Ten Lessons from Mad Men’s Don Draper
1. Think outside the box
“If you don’t like what is being said, then change the conversation.”
Often times, we feel we are forced to accept things being told to us. In business, especially in advertising or marketing, we need to change the conversation in order to be heard.
Don Draper is a master at this. One scene in particular that struck me was in Season Six, episode 11. While pitching to (I believe) Ocean Spray, the client says the budget is far too high and there is no way around it. Don uses his quick wit to spin the conversation on a completely unrelated topic, which, then has the client nearly double the original budget.
Well played, Mr. Draper, well played.
2. Play on emotion
“Advertising is based on one thing — happiness.”
This should be no shocker.
Consumers often don’t care about product specs. They care about how they feel when using your product or service. Make them happy, and they won’t forget you.
3. Focus on customer retention, more than lead generation
“What’s happiness? It’s a moment before you need more happiness.”
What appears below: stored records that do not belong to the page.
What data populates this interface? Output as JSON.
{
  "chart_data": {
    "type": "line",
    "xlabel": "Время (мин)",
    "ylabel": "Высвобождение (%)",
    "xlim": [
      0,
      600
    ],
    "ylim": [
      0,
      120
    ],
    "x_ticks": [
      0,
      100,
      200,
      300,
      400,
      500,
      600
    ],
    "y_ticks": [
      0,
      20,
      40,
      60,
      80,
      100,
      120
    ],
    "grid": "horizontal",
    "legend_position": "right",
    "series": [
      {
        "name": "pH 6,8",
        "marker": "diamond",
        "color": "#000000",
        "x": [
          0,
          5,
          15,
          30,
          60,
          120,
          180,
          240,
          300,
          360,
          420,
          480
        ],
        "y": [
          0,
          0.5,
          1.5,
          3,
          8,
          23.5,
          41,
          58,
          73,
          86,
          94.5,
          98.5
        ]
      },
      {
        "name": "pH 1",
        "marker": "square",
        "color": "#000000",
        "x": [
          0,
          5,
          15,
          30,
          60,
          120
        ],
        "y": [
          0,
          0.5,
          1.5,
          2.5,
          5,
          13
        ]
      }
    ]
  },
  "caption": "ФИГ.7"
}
I preach this daily. Stop always trying to acquire new customers when you can’t service the ones you already have.
A bird in hand is worth more than two in the bush.
The devil you know is better than the devil you don’t.
I don’t know, fill in any one of those here. They both work. Draper knows you need to keep customers happy because happiness is a temporary state.
4. Fail fast and move on
“I have a life and it only goes in one direction — forward.”
Resiliency is something that is key in life and in business. Really not much of an explanation needed here. When you fail, fail. Move on, get over it and work toward the next success.
5. Not everything is as it seems
“The reason you haven’t felt it is because it doesn’t exist. What you call ‘love’ was invented by guys like me — to sell Nylons.”
This one is interesting, and is my favorite, but also quite dark.
It reminds me of holidays like Valentine’s Day. Something created to sell more cards, chocolate and roses.
Really makes you think about many things we’re led to believe. As a businessperson, this is a great lesson because when selling, you must oftentimes create something out of nothing.
6. Stop talking, start doing
Roger: What is the meaning of life? Don: “I don’t know. Life being lived? I’d like to stop talking about it and get back to it.”
Are you doing a lot of talking and not taking enough action? We see too many flapping their gums and not creating or taking action.
Listen to Don, get out there and live life (or create content, or get to work!)
7. Bring a constant stream of ideas
“I’m sure you do (have ideas). Sterling Cooper has more failed artists and intellectuals than the Third Reich.”
Ideas make the world go ‘round. Ideas are grand.
Everyone has them.
Be sure to have a steady stream of them.
Pro Tip: Keep a notebook by your bed. Anytime you wake up in the middle of the night, or in the morning with an idea or thought, even if it seems irrelevant, write it down.
8. Roll with the constant pace of digital change
“Change is neither good nor bad. It simply is.”
Another great Draper-ism.
You can’t fight change. It happens. Accept it or be left behind.
9. Be brave — fail often
“I’m glad this is an environment where you feel free to fail.”
Don said this to Peggy. One of those scenes that stood out to me, I forget the exact season and episode. At the time, I didn’t know if he was mocking her or being serious. (I think he was mocking her, personally)
Either way, when you feel free to fail, and you are brave enough to fail, you take the chances necessary to make it in business. You also live life to its fullest. So this works either way.
10. Look at things from another angle
“Everyone else’s tobacco is poisonous. Lucky Strike’s is toasted.”
The major account held by Sterling Cooper was cigarette brand, Lucky Strike. We know tobacco products aren’t safe, and as an advertising agency, how on earth do you pitch a poisonous product to consumers?
Look at it from a different angle!
The toasting process is something every cigarette brand had to do to make tobacco, however, no one was pitching their product as such.
I love learning things from any content I consume, even the amazing television series that are on AMC. You don’t have to look hard to find inspiration or learn lessons, sometimes it’s right in front of your face.